How to Use Scratch Variables on the Raspberry Pi
When experimenting in Scratch on your Raspberry Pi, maybe you want to make the sprite do something like jump when you press one key, hide behind another sprite when you press a different key, or bounce before it hits the edge.
To do that, you need to know where it is. And you have to be able to change where it is. You can do this in Scratch using variable blocks.
A variable is like a box that holds a number. The box has a name, so you can tell it from other boxes. And it has space for a number.
Variables can remember letters, words, and sentences, too.
Using variables in Scratch
Scratch can do three clever things with variables. The first is make them. Variables have special blocks, and when you make one variable, you get some special blocks to help you use it. You can set the variable to a number or add a number to it.
When you make a variable, it appears on the stage. You don’t always want this, so you can use a hide variable block to make it go away. And you can use a show variable block to make it come back.
The second clever thing is math. You can add, subtract, multiply, and divide variables by some number. You can even add, subtract, multiply, and divide one variable by another!
The final clever thing is best of all. You can use a variable wherever you see a number. For example, you can tell a go to block to use a variable you make. When you click the go to block or when Scratch reaches it in a script, the block moves the sprite to the number stored in the variable.

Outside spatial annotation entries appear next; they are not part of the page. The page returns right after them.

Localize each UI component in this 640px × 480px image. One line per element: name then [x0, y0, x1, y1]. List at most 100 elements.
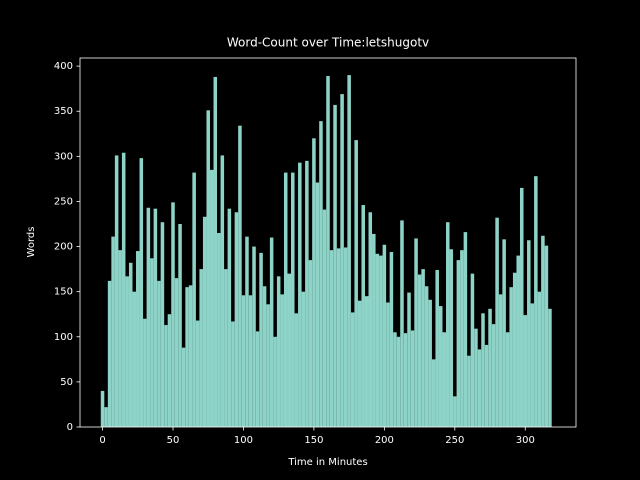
bar: [407, 292, 411, 427]
bar: [121, 152, 126, 427]
bar: [209, 169, 214, 427]
x-tick-label: 0: [99, 435, 105, 446]
bar: [153, 208, 158, 427]
bar: [519, 187, 524, 427]
y-tick-label: 0: [67, 422, 73, 433]
bar: [354, 140, 358, 427]
x-tick-label: 150: [304, 435, 323, 446]
bar: [379, 255, 383, 427]
bar: [435, 270, 439, 427]
bar: [255, 331, 260, 427]
bar: [548, 308, 552, 427]
bar: [213, 76, 218, 427]
x-tick-label: 50: [167, 435, 180, 446]
bar: [364, 296, 369, 427]
bar: [238, 125, 242, 427]
bar: [294, 313, 299, 427]
bar: [512, 272, 517, 427]
bar: [400, 220, 404, 427]
bar: [143, 318, 147, 427]
y-tick-label: 200: [54, 242, 73, 253]
y-tick-label: 350: [54, 106, 73, 117]
x-axis-label: Time in Minutes: [287, 457, 367, 468]
bar: [104, 407, 108, 427]
bar: [509, 287, 513, 427]
bar: [527, 240, 531, 427]
bar: [544, 245, 549, 427]
bar: [150, 258, 154, 427]
bar: [192, 172, 196, 427]
bar: [262, 286, 267, 427]
bar: [375, 253, 380, 427]
bar: [220, 155, 225, 427]
bar: [269, 237, 274, 427]
bar: [414, 238, 418, 427]
bar: [505, 332, 510, 427]
bar: [421, 269, 425, 427]
bar: [502, 239, 506, 427]
bar: [157, 280, 161, 427]
bar: [315, 182, 320, 427]
bar: [329, 250, 334, 427]
bar: [287, 273, 292, 427]
bar: [283, 172, 288, 427]
y-tick-label: 300: [54, 151, 73, 162]
bar: [382, 244, 387, 427]
bar: [386, 302, 390, 427]
bar: [252, 246, 256, 427]
bar: [224, 269, 228, 427]
y-tick-label: 250: [54, 196, 73, 207]
bar: [195, 320, 200, 427]
bar: [136, 251, 140, 427]
bar: [460, 250, 464, 427]
bar: [523, 315, 528, 427]
bar: [541, 235, 545, 427]
bar: [361, 205, 365, 427]
bar: [336, 248, 341, 427]
bar: [350, 312, 355, 427]
bar: [446, 222, 450, 427]
y-tick-label: 400: [54, 61, 73, 72]
bar: [372, 233, 376, 427]
bar: [185, 287, 189, 427]
bar: [171, 202, 175, 427]
bar: [199, 269, 203, 427]
bar: [438, 306, 443, 427]
bar: [453, 396, 457, 427]
bar: [146, 207, 151, 427]
bar: [298, 162, 302, 427]
x-tick-label: 100: [234, 435, 253, 446]
y-tick-label: 150: [54, 287, 73, 298]
bar: [442, 332, 447, 427]
bar: [463, 232, 468, 427]
bar: [241, 295, 246, 427]
bar: [491, 324, 496, 427]
bar: [368, 212, 373, 427]
bar: [248, 295, 253, 427]
bar: [125, 276, 129, 427]
bar: [132, 291, 137, 427]
bar: [111, 236, 115, 427]
bar: [481, 313, 485, 427]
bar: [477, 349, 482, 427]
bar: [305, 160, 309, 427]
x-tick-label: 250: [445, 435, 464, 446]
y-tick-label: 50: [60, 377, 73, 388]
axes-frame: [79, 57, 577, 428]
bar: [276, 276, 281, 427]
bar: [357, 300, 362, 427]
bar: [178, 224, 182, 427]
bar: [495, 217, 499, 427]
bar: [534, 176, 538, 427]
bar: [118, 250, 122, 427]
bar: [139, 158, 144, 427]
bar: [322, 209, 327, 427]
bar: [403, 333, 408, 427]
bar: [484, 344, 489, 427]
bar: [280, 294, 284, 427]
bar: [389, 251, 394, 427]
bar: [396, 336, 401, 427]
bar: [530, 303, 535, 427]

This gives you way more options than moving a sprite to the same place all the time. You can change the numbers by hand. Or with math. Or by making them follow other numbers, like the position of some other sprite.
Making a variable in Scratch
To make a variable, click the darker orange Variables button at the bottom right of the block types in the block list area. Three buttons appear. You can click them to
Make a variable
Delete a variable
Make a list
A list is a special kind of a variable that holds other variables. It’s like a big box with lots of smaller boxes inside it. They’re numbered so that you can tell them apart and do things like get the third box and change what’s inside it. You can ignore lists for now.
To make a new variable
Click the make a variable pattern.
You see a window like the one in the following figure.
Type sprite1_x into the Variable Name? box.
Leave the For All Sprites option checked and click OK.
Whoa! Stuff happens! Scratch makes some new blocks. And if you look at the stage, you’ll see a box appears, with the name of your variable sprite1_x and a number.
When you make a new variable, the number is always 0 because you haven’t changed it yet. The following figure shows what you get.
Can you use variables to replace any number? You totally can! You can use a set block to set a variable to the value of another variable. In a change block, you can make the by value a variable. You can make scripts that are really smart, with variables passing values to other variables between sprites all over the stage. There are almost no limits to what you can do.